Nowadays, Rikines’ time is taken up running her own venue, The Old Red Bus Station - A DIY bar, event space and club in Leeds which is heavily DnB focused. She spins tunes at its primary night, License to Jungle, where she’s joined by a crew made up of Metalheadz and Central Beatz selectors (amongst others) who play tirelessly every Friday. Due to the impact of the pandemic, Rikines was going through the most challenging time of her life as a musician and venue owner when we spoke to her. But was still hopeful about the venue's future.
‘I always felt I wanted to run a club and implement all the things I have learnt through my DJ career and create a safe and inspiring place,’ she told me. ‘Immi (The other half of ORBS) and myself had this crazy idea that we could actually pull it off! Immi was always pushing women in music industries and we knew what we had to do and here we are, in the middle of pandemic, trying to keep the beacon burning!’

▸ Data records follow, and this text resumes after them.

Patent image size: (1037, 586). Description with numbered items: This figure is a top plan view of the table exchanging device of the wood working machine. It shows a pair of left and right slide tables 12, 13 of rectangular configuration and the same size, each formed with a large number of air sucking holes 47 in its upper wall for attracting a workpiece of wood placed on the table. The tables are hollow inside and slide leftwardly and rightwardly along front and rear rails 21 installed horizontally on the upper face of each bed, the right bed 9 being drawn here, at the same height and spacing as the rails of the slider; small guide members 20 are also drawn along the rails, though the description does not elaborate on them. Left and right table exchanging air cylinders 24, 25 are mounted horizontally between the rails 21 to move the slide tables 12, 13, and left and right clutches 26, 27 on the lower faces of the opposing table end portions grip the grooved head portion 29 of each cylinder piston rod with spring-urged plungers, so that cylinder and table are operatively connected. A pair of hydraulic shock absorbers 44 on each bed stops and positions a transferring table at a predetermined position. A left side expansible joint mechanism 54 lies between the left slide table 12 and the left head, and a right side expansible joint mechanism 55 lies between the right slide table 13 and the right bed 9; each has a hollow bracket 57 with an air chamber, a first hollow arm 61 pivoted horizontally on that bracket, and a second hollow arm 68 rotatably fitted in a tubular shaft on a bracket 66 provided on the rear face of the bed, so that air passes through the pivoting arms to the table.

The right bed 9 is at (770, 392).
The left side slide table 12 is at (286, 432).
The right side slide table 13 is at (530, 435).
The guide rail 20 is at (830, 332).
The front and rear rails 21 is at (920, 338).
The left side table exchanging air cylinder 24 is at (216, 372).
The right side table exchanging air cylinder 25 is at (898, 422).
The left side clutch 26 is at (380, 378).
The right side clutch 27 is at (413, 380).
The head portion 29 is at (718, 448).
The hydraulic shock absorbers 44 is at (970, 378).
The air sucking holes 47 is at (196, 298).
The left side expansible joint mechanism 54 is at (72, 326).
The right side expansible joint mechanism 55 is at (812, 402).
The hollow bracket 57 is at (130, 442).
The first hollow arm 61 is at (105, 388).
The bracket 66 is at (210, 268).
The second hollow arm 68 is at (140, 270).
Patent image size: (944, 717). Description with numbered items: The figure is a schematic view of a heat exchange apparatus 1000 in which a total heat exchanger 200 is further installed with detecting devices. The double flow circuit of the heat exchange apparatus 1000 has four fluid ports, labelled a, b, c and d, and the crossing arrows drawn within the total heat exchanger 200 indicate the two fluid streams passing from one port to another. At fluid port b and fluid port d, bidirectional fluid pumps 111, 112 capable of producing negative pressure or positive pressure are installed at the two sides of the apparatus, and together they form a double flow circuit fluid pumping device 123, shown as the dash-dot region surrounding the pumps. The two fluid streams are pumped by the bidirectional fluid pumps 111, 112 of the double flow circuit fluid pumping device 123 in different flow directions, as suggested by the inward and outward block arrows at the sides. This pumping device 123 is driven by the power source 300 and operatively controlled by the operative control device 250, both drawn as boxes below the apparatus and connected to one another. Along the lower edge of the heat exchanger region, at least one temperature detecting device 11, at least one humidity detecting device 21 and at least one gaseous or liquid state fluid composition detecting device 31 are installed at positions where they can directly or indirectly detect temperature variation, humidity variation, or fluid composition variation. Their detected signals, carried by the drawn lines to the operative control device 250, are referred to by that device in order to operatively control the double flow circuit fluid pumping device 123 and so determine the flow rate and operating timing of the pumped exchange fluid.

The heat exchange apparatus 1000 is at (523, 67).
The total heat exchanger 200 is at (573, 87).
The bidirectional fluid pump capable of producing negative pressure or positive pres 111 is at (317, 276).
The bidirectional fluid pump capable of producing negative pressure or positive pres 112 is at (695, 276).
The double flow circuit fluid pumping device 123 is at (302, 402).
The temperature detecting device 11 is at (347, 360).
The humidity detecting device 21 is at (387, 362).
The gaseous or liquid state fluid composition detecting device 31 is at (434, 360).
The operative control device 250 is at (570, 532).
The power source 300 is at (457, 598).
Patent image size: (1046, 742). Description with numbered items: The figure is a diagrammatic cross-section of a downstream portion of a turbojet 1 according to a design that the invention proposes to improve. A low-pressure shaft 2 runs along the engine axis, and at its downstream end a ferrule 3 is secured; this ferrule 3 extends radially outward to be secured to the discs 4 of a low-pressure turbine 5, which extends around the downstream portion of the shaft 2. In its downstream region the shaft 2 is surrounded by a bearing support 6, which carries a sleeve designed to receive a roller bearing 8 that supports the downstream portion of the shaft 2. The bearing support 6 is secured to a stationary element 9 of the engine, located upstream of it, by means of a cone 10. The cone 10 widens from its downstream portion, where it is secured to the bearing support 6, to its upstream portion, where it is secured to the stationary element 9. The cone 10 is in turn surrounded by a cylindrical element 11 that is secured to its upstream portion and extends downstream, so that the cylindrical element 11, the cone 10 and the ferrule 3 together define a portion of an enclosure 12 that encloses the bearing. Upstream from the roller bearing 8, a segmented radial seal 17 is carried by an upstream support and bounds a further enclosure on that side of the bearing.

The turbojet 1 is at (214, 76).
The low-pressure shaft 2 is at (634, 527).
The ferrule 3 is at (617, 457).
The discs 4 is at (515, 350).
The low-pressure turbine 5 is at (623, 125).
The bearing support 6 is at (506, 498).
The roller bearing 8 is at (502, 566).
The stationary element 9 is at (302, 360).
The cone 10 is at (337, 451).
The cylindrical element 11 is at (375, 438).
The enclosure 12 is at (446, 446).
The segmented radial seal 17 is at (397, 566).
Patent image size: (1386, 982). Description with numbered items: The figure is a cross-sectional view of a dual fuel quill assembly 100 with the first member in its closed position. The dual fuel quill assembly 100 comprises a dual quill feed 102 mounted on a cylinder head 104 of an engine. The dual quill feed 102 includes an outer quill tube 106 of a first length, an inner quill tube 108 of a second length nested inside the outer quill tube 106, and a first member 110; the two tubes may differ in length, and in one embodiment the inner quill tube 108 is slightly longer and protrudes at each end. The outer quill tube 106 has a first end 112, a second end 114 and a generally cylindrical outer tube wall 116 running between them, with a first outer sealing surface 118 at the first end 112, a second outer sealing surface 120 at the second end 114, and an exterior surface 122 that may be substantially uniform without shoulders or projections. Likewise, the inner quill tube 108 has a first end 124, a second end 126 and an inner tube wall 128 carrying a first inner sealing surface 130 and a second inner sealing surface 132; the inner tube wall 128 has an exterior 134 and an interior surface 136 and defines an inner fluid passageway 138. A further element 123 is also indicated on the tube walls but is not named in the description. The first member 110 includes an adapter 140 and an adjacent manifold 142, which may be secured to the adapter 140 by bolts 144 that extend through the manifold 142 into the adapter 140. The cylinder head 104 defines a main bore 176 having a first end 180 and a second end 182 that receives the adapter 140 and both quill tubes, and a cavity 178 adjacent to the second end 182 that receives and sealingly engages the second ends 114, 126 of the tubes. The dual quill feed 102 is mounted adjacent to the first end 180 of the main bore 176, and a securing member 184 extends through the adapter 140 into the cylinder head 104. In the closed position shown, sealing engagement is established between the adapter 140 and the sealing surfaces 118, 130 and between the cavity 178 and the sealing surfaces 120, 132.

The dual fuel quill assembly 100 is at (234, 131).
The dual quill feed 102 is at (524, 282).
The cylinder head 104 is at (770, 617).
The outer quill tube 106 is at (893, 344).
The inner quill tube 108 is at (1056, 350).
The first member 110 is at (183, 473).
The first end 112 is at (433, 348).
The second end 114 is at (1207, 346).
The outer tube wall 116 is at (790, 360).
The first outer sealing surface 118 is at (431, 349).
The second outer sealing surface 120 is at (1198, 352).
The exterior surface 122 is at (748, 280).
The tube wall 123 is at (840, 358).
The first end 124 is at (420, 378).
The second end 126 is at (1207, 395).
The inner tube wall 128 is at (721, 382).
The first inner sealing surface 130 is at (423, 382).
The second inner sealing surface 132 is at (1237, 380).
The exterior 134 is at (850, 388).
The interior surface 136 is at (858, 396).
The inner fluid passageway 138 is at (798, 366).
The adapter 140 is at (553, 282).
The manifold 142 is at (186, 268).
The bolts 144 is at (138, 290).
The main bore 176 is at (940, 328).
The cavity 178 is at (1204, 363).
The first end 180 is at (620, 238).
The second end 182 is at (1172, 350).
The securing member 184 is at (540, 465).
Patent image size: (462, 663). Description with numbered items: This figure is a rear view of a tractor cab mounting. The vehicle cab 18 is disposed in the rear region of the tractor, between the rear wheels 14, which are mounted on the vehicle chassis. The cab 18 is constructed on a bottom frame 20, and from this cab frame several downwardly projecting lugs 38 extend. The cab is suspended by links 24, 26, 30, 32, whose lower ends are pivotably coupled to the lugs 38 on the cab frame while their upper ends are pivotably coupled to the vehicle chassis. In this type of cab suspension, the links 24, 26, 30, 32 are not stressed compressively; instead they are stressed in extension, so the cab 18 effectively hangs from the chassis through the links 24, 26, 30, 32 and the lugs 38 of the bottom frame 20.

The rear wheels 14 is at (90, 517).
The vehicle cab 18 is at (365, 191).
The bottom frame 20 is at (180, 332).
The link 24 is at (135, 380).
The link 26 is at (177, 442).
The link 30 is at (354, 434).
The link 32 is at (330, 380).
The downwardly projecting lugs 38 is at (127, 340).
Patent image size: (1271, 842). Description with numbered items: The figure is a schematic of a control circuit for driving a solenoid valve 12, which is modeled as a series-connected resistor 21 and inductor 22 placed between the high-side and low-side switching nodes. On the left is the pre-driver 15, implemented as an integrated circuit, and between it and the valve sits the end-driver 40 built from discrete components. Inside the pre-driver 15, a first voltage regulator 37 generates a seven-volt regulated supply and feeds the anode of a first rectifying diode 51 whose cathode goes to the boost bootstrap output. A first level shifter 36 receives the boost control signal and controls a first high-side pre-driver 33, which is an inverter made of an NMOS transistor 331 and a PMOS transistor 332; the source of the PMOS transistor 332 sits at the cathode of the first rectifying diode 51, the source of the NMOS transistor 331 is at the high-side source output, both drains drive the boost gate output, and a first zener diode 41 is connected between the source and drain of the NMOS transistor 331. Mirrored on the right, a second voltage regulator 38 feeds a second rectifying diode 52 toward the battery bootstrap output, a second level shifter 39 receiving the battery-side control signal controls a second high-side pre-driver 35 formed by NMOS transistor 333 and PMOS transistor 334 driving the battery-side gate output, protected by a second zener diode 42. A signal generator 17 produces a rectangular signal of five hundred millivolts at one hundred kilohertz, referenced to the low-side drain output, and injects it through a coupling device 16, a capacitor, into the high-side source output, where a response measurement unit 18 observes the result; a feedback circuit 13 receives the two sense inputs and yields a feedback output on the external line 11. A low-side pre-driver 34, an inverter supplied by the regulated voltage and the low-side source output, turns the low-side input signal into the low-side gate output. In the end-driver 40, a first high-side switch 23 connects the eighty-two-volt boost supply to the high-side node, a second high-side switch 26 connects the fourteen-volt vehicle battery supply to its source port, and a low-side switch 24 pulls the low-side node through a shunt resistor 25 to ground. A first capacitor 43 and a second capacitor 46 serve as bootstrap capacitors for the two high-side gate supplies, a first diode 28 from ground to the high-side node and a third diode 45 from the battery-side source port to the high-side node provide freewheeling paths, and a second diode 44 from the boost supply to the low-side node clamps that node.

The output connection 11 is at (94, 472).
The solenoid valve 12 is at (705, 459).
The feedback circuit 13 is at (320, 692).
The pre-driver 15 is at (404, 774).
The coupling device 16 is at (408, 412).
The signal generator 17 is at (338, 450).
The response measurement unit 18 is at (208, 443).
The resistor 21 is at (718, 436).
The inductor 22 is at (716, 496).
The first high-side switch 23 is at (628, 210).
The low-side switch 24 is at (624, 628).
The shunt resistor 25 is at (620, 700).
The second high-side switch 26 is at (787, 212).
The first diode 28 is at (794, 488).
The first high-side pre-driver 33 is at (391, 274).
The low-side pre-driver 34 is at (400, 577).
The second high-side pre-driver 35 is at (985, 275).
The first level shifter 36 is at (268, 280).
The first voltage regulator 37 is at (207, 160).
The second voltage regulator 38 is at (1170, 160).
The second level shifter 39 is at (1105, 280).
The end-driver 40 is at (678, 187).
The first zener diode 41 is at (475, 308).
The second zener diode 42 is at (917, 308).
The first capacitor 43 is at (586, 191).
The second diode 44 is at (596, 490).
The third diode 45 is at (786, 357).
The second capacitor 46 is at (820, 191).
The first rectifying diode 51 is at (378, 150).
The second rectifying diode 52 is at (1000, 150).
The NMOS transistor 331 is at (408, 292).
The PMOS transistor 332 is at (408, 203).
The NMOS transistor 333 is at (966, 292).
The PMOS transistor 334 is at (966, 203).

‘Throughout all of our music programming we try to represent female musicians and open the doors to up and coming artists. We understand how deeply important it is to nurture new talent and support minorities – it's what makes our culture and life full and beautiful. I always pride myself on Old Red as being the only venue in the city center curating and raising awareness of the origins of black music and the importance and impact it has had on UK culture. A big achievement through all of this was that ORBS was granted grassroots venue status this May.’
Check out her SoundCloud
Not Bad For A Girl
OK, so this one is technically cheating because it’s not one girl but rather a collective of 9 bally clad ladies killing it in Manchester. And that’s something you need on your radar in our book! Together they run events, play out sets and have two radio residences on Reform and Vandelay Radio. They don’t like labels so I’ll avoid giving them one but if you check them out, you’re sure to find something that suits your particular taste of bass. If you are looking for strictly DnB vibes then you may want to check out Velmz and Tht Grl first but don’t limit yourself we say! We caught up with them so they could give you a flavor of what they’re about direct.
"We're pretty set on the idea of identifying as different to the norm,” they told us. “Rather than hiding our otherness in an attempt to fit in, we celebrate the things that make us unusual. As womxn in an acutely male dominated scene, we've realised that we're stronger together - we like to joke that we unionised to combine our power.
“There are 9 members of the collective, and between us we play basically every different genre. We all consider ourselves very lucky to live in a city with such a vibrant scene as Manchester, especially because there are so many groups like us that are promoting a more diverse industry. We've worked closely in the past with collectives like All Hands On Deck and Shifting Spheres and have had a great time doing so.
“While the music industry in general still has an exasperatingly long road to genuine diversity, the progress we've seen in Manchester over the past 18 months fills us with hope. It really is a case of underdogs like us working our way up from the bottom to the top”.